The first publicly released movie in 3D, "The Power of Love," was screened a century ago. For Elliott Crossley, director of digital delivery at Building Design Partnership (BDP), this can be seen as the birth of XR—and we’ve come a long way in the decades since. Crossley  

shares how a culture of curiosity underpins BDP’s work in leveraging XR to create immersive, collaborative design experiences. He cites the Alder Hey Children's Hospital project in Liverpool, UK, where the use of VR enabled the team to create 360-degree panoramas from the 3D model and co-design spaces with doctors. The process resulted in the project being delivered 20% faster than any comparable hospital. He also discusses using XR for the restoration of the Palace of Westminster. Using scanning technologies, a 3D model was created and developed into a real-time virtual environment. This digital model served as a design tool to understand the complexities of the building and to consider different design scenarios, but also as a communication tool to engage stakeholders.  
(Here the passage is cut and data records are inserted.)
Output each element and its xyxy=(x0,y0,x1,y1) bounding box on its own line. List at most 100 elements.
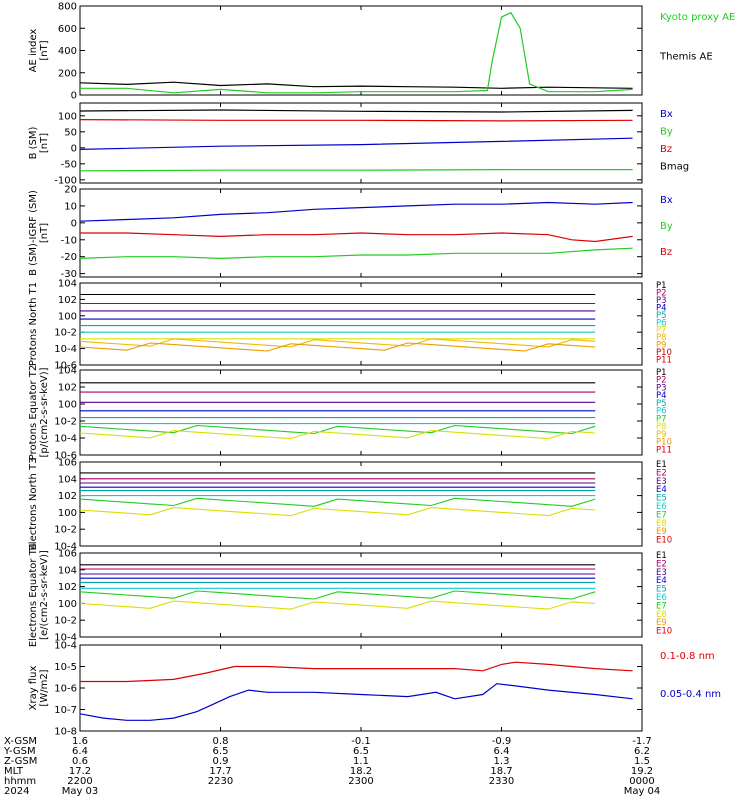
y-axis-unit: [p/(cm2-s-sr-keV)] xyxy=(39,367,50,457)
legend-label: E2 xyxy=(656,559,667,569)
legend-label: P7 xyxy=(656,326,667,336)
y-tick-label: 104 xyxy=(58,279,77,290)
panel-frame xyxy=(79,461,643,547)
x-row-value: 2230 xyxy=(208,776,233,787)
legend-label: P4 xyxy=(656,391,667,401)
legend-label: E9 xyxy=(656,527,667,537)
legend-label: P5 xyxy=(656,311,667,321)
y-tick-label: 0 xyxy=(71,143,77,154)
y-axis-label: Electrons North T3 xyxy=(28,457,39,550)
x-row-value: 2330 xyxy=(489,776,514,787)
x-row-value: 6.4 xyxy=(72,746,88,757)
y-tick-label: 106 xyxy=(58,458,77,469)
y-tick-label: -10 xyxy=(61,235,77,246)
panel-frame xyxy=(79,282,643,366)
y-tick-label: 100 xyxy=(58,508,77,519)
series-line-0.05-0.4-nm xyxy=(79,683,633,721)
y-tick-label: 10-6 xyxy=(54,684,77,695)
y-tick-label: 600 xyxy=(58,24,77,35)
legend-label: E5 xyxy=(656,494,667,504)
date-start: May 03 xyxy=(62,786,99,797)
legend-label: P2 xyxy=(656,288,667,298)
panel-frame xyxy=(79,5,643,96)
y-tick-label: 100 xyxy=(58,311,77,322)
y-tick-label: 10-4 xyxy=(54,344,77,355)
flux-channel-line xyxy=(79,338,596,348)
legend-label: P4 xyxy=(656,303,667,313)
legend-label: P1 xyxy=(656,368,667,378)
y-tick-label: 102 xyxy=(58,582,77,593)
x-row-value: -0.1 xyxy=(351,736,371,747)
flux-channel-line xyxy=(79,430,596,440)
x-row-value: -0.9 xyxy=(492,736,512,747)
y-tick-label: 10-4 xyxy=(54,542,77,553)
legend-label: P5 xyxy=(656,399,667,409)
series-line-by xyxy=(79,247,633,260)
legend-label: E6 xyxy=(656,593,667,603)
legend-label: E5 xyxy=(656,585,667,595)
x-row-value: 6.5 xyxy=(353,746,369,757)
y-axis-unit: [nT] xyxy=(39,40,50,60)
series-line-bz xyxy=(80,232,633,243)
legend-label: E1 xyxy=(656,551,667,561)
y-tick-label: 10-4 xyxy=(54,434,77,445)
flux-channel-line xyxy=(79,600,596,610)
y-tick-label: 10-7 xyxy=(54,705,77,716)
legend-label: Themis AE xyxy=(659,52,713,63)
legend-label: Bx xyxy=(660,195,673,206)
flux-channel-line xyxy=(79,424,596,435)
legend-label: P6 xyxy=(656,407,667,417)
x-row-value: 6.5 xyxy=(213,746,229,757)
legend-label: E10 xyxy=(656,627,672,637)
legend-label: E7 xyxy=(656,601,667,611)
y-tick-label: 10-4 xyxy=(54,641,77,652)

Building the Digital Big Room 

Virtual reality (VR) can be a powerful tool for collaboration in construction projects. Allison Flavin shares her team's experiences at Jacobs, a global solutions provider. They used VR to create a 'digital big room,' an immersive space where clients and team members can interact with 3D project models and additional information in real time. This VR room is not just for a one-time showcase, but is used continuously throughout the project lifecycle, facilitating ongoing collaboration. The room includes a site plan, with 4D animations showing how the building will be constructed, and it allows notes to be made directly within the space. Flavin emphasizes that this technology is accessible to everyone, regardless of their location or whether they have a VR headset, as it can also be accessed via a desktop computer.  


Achieving Cutting-Edge MEP Design Using XR
 

When it comes to using XR to improve construction processes, it’s all about the details. Gary Cowan, head of digital construction at the Kane Group, Northern Ireland's leading MEP design and build specialists, shares how his team was able to enhance design, improve 3D coordination, and overcome construction challenges by creating detailed XR experiences that could be shared by all stakeholders and disciplines. A notable case study is the Claridge's Hotel project, which required fully prefabricated solutions due to challenging and congested site conditions. By using XR technology and precise reality capture technologies, they managed to overcome building tolerance issues and create a one-to-one scale representation of the required elements, leading to a more efficient workflow.